I also like to look at how Dragons, and their opposites, the typical Knight, fight. Knights, after a certain point, to me, seem more than a little weak. They find an animal, and bend it to their will, and call it a noble steed, and ride into battle dominating another of God’s Creatures. They press a blacksmith into their service, and have him forge armor and weapons with which to fight, again asserting mastery over another. The very armor and weapons themselves are not what the Good Lord has given them. There is a distinct lack of trust there, in relying not on what God has given you, but on what you can squeeze out of Creation and your fellow man. Dragons, however, are different. Their only weapons and armor, despite their effectiveness and lethality, are those granted to them by the Creator.
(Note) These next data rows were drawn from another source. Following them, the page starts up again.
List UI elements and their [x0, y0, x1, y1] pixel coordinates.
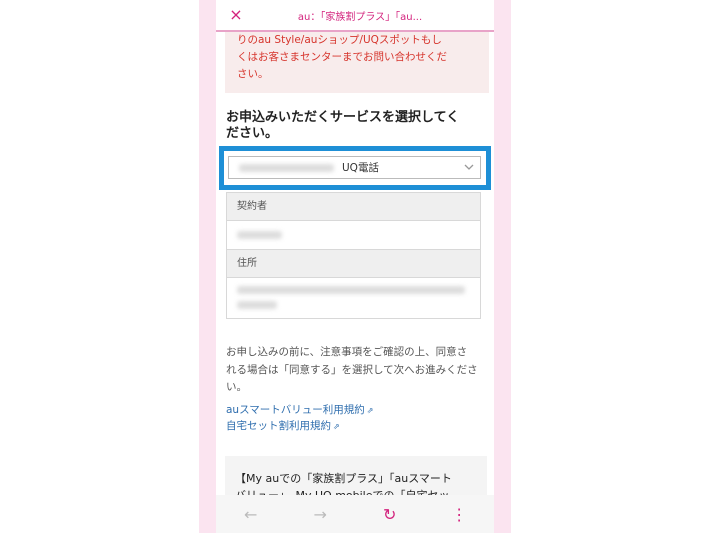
consent-text: お申し込みの前に、注意事項をご確認の上、同意さ れる場合は「同意する」を選択して…	[226, 344, 486, 397]
consent-line: れる場合は「同意する」を選択して次へお進みくださ	[226, 363, 478, 376]
blurred-holder-name	[237, 231, 282, 239]
browser-top-bar: × au：「家族割プラス」「au...	[216, 0, 494, 32]
notice-line: りのau Style/auショップ/UQスポットもし	[237, 34, 442, 46]
heading-line: ださい。	[226, 126, 279, 141]
service-select-value: UQ電話	[342, 162, 379, 174]
link-label: auスマートバリュー利用規約	[226, 404, 365, 416]
address-value	[227, 278, 480, 320]
external-link-icon: ⇗	[333, 422, 340, 431]
notice-box: りのau Style/auショップ/UQスポットもし くはお客さまセンターまでお…	[225, 32, 489, 93]
blurred-phone-number	[239, 163, 334, 172]
service-select[interactable]: UQ電話	[228, 156, 481, 179]
external-link-icon: ⇗	[366, 406, 374, 415]
home-set-discount-terms-link[interactable]: 自宅セット割利用規約 ⇗	[226, 419, 340, 434]
more-menu-icon[interactable]: ⋮	[439, 505, 479, 524]
blurred-address-line	[237, 301, 277, 309]
section-heading: お申込みいただくサービスを選択してく ださい。	[226, 110, 488, 142]
browser-screen: × au：「家族割プラス」「au... りのau Style/auショップ/UQ…	[216, 0, 494, 533]
reload-icon[interactable]: ↻	[370, 505, 410, 524]
forward-icon[interactable]: →	[300, 505, 340, 524]
heading-line: お申込みいただくサービスを選択してく	[226, 110, 460, 125]
blurred-address-line	[237, 286, 465, 294]
smart-value-terms-link[interactable]: auスマートバリュー利用規約 ⇗	[226, 403, 373, 418]
phone-frame: × au：「家族割プラス」「au... りのau Style/auショップ/UQ…	[199, 0, 511, 533]
contract-holder-value	[227, 221, 480, 250]
notice-line: さい。	[237, 68, 269, 80]
promo-line: 【My auでの「家族割プラス」「auスマート	[235, 472, 452, 485]
consent-line: い。	[226, 381, 247, 393]
close-icon[interactable]: ×	[216, 0, 256, 30]
notice-line: くはお客さまセンターまでお問い合わせくだ	[237, 51, 447, 63]
page-tab-title: au：「家族割プラス」「au...	[297, 11, 423, 23]
link-label: 自宅セット割利用規約	[226, 420, 331, 432]
address-label: 住所	[227, 250, 480, 278]
back-icon[interactable]: ←	[231, 505, 271, 524]
chevron-down-icon	[464, 160, 474, 177]
browser-bottom-bar: ← → ↻ ⋮	[216, 495, 494, 533]
contract-info-table: 契約者 住所	[226, 192, 481, 319]
contract-holder-label: 契約者	[227, 193, 480, 221]
consent-line: お申し込みの前に、注意事項をご確認の上、同意さ	[226, 346, 468, 358]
All a dragon’s fiery breath, impenetrable scales, cruel talons, cunning intellect, colossal size, vast wings, and hideous strength are what he is born with. The very fact that he takes to the wing on the wind, something that has long been poetically called the Breath of God, implies a sense of trust in something he does not control, something he must learn to work with and not against, or be cast to the ground. I see no reason why this utter reliance on using the Gifts given to you by the Grace of God and this complete reliance on His machinations that you cannot always see but trust to support you should not be upheld as Righteous and Good. In short, my view of dragons is something anything good Christian should aspire to be.
For fairness’ sake, I will flip the fairy story right-side up again. A righteous Knight can be just as good, and more identifiable of a character. His struggle seems far more akin to our own, by nature of his very humanity. A righteous Knight knows what God has given him is good, yet he also knows that such gifts include hands to craft and a mind to conceive wondrous things for the greater Glory of God. In kindness and humility, he asks the smithy to craft him weapons on protection of the finest steel, for there is a scaled terror to slay. He treats those items with respect for the power they hold, and finds a horse that he makes a bond with, and trains and cares for, with whom he rides to battle. Before he fights, he kneels and prays for the Grace to do as God Wills in this fight. As for the wicked Dragon, he wakes and wallows in his own strength and might, though it was all a gift from On High. He uses these gifts blasphemously and with great selfishness, killing and devouring all before him. He feels that no one is more powerful or more cunning than he.
In summation, to paraphrase G.K. Chesterton, even a dragon can be Holy when it is pointed towards the Glory of God.